Spend Matters welcomes this guest post from Vengat Narayanasamy, of GEP.
Ten years in the making, the much-awaited third lane in the Panama Canal is now open. This $5 billion project promises to reorient the landscape of the logistics industry. However, the canal’s inauguration comes at one of the most difficult financial times for the shipping industry as international trade falters, due in part to the economic slowdown in China.
The current slump wasn’t part of the calculation when Panama decided to expand the canal back in 2007, just before the global recession. Back then, the industry was moving towards bigger and bigger ships that would no longer fit through Panama’s existing locks and they were losing traffic to rival Suez Canal. This expansion was more to compete with the rival Suez Canal rather than to accommodate the demand/capacity conundrum.
Anders Boenaes, vice president at Maersk, the world's largest shipping company, said that Panama had to expand the canal to stay competitive and that they can likely win back what had been changed to the Suez over the past decade.
The expansion makes the Panama Canal more competitive with the Suez Canal in Egypt, shortening the one-way journey by sea from Asia to the U.S. East Coast by roughly five days and eliminating the need for a trip around Cape Horn to get to the Atlantic. Expansion was a must in order for the Panama Canal to continue to play its key role in global trade.

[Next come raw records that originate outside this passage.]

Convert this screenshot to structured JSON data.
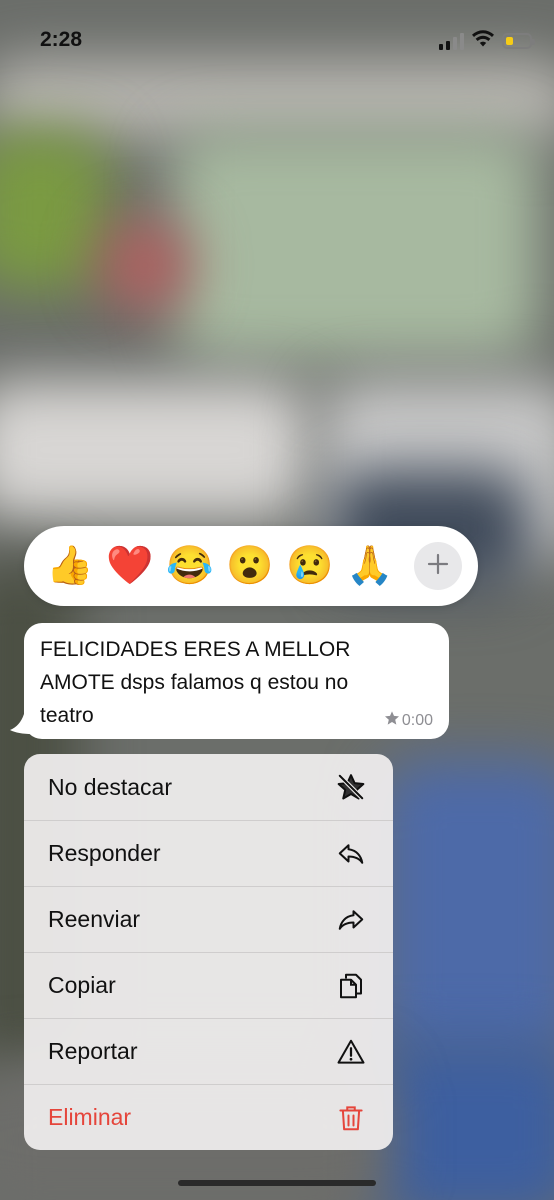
{
  "status_bar": {
    "time": "2:28",
    "battery_level": 0.3,
    "battery_color": "#f6cc16"
  },
  "reactions": {
    "items": [
      {
        "emoji": "👍",
        "name": "thumbs-up"
      },
      {
        "emoji": "❤️",
        "name": "heart"
      },
      {
        "emoji": "😂",
        "name": "tears-of-joy"
      },
      {
        "emoji": "😮",
        "name": "surprised"
      },
      {
        "emoji": "😢",
        "name": "crying"
      },
      {
        "emoji": "🙏",
        "name": "praying-hands"
      }
    ],
    "more_icon": "plus-icon"
  },
  "message": {
    "text": "FELICIDADES ERES A MELLOR\nAMOTE dsps falamos q estou no\nteatro",
    "time": "0:00",
    "starred_icon": "star-icon"
  },
  "menu": {
    "items": [
      {
        "label": "No destacar",
        "icon": "unstar-icon"
      },
      {
        "label": "Responder",
        "icon": "reply-icon"
      },
      {
        "label": "Reenviar",
        "icon": "forward-icon"
      },
      {
        "label": "Copiar",
        "icon": "copy-icon"
      },
      {
        "label": "Reportar",
        "icon": "warning-icon"
      },
      {
        "label": "Eliminar",
        "icon": "trash-icon"
      }
    ],
    "danger_color": "#e5453b"
  }
}
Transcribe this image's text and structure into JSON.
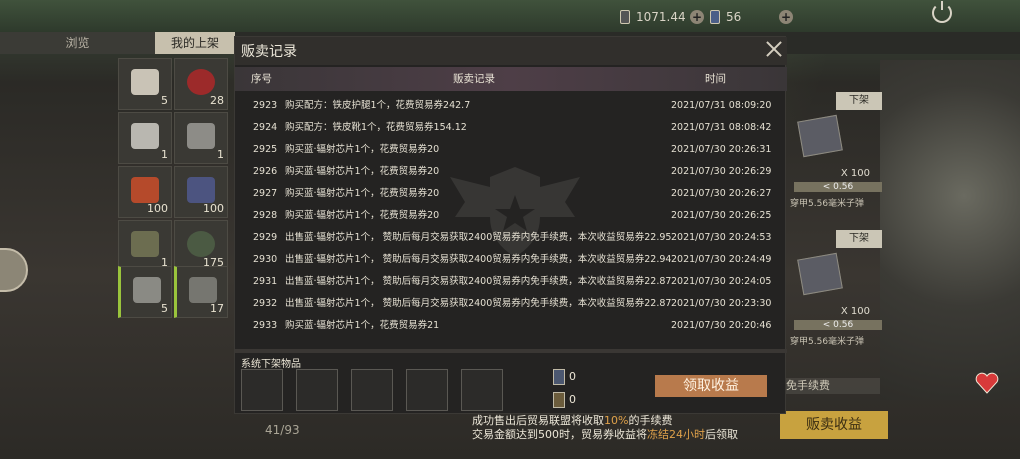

It is expected to shift about 10% of the Asia-to-U.S. container traffic from West Coast ports to East Coast terminals by 2020, according to a recent report by global business adviser Boston Consulting Group and supply-chain management provider C.H. Robinson Worldwide Inc. So far, 136 ships that wouldn’t have fit through the pre-expansion canal have made reservations.
In terms of capacity, some 6% of global trade, or 340 million tons of goods, passed through the canal last year. Still, it has lost 10%–15% of annual revenue to the Suez Canal over the past three years, according to canal executives. Earlier this month, the Suez Canal cut its tolls by up to 65% for certain trades, including routes from Asia to the U.S. East Coast in an effort to fight back against the competition.
The current expansion of the Panama Canal has the potential to shake up the existing dynamics of West Coast and East Coast ports as the larger ports on the West Coast will experience lower growth rates. Traffic had already been shifting east for several reasons, including labor disputes at Los Angeles-Long Beach. East Coast ports’ share of containers from Asia to the U.S. rose to 31% in 2015, up from 26% in 2012, according to Drewry Maritime Research. This new order will also shape the investment and routing decisions of rail and truck carriers, magnify the trade-offs that shippers make between the cost and the speed of transportation, and potentially alter the location of distribution centers.
To send goods to the Midwest from Asia, it is generally cheaper to use the canal route to the East Coast and the Gulf states, because the cargo travels fewer miles on costly rail and truck routes. Ports on the East Coast and Gulf of Mexico, including New York, Miami and Houston, have been investing heavily to bear the fruit of the Panama Canal expansion. They have deepened their harbors, expanded rail lines and installed massive cranes. The Port Authority of New York and New Jersey spent more than $1 billion to raise the level of the Bayonne Bridge to allow for big ships to pass under the roadway.
It is clear that there will be two maritime battles: one between the Panama and Suez Canals and the other between West and East Coast ports. At the end, shippers will make their choices based on factors including the value of their cargo, transportation costs, transit time, service levels, and flexibility.
A study conducted by The Boston Consulting Group and C.H. Robinson analyzed four different types of products, tires, couches, tee shirts and industrial pumps that would be shipped from East Asia to the mid-west market, Columbus, Ohio. These four products broadly represent the range of goods in the four top categories of imports that make up more than three-quarters of East Asia container traffic into the U.S. They also represent different combinations of profitability, size and time sensitivity.
If costs were all that mattered, shippers would route all these products through an expanded Panama Canal to reach Columbus via rail from the New York-New Jersey port. At current market rates, that route would be about 4 percent cheaper than one going through Oakland. But, it also would take 11 days longer, which means the amount of inventory in transit would increase and the seller will need to stock more inventory as a buffer to account for the demand during those additional 11 days.
After considering these factors and doing the math for these four products, the savings gained by transporting tires and couches to the Columbus region through the Panama Canal are large enough to more than make up for the extra inventory that shippers will need to carry. But, the analysis works out the opposite way for tee shirts and pumps. The time advantage of shipping through the West Coast trumps the cost savings of East Coast travel.
Shippers and distribution managers would need to make a conscious effort to evaluate the impact in terms of costs and service levels and then leverage the alternate canal that has opened up rather than continuing business as usual.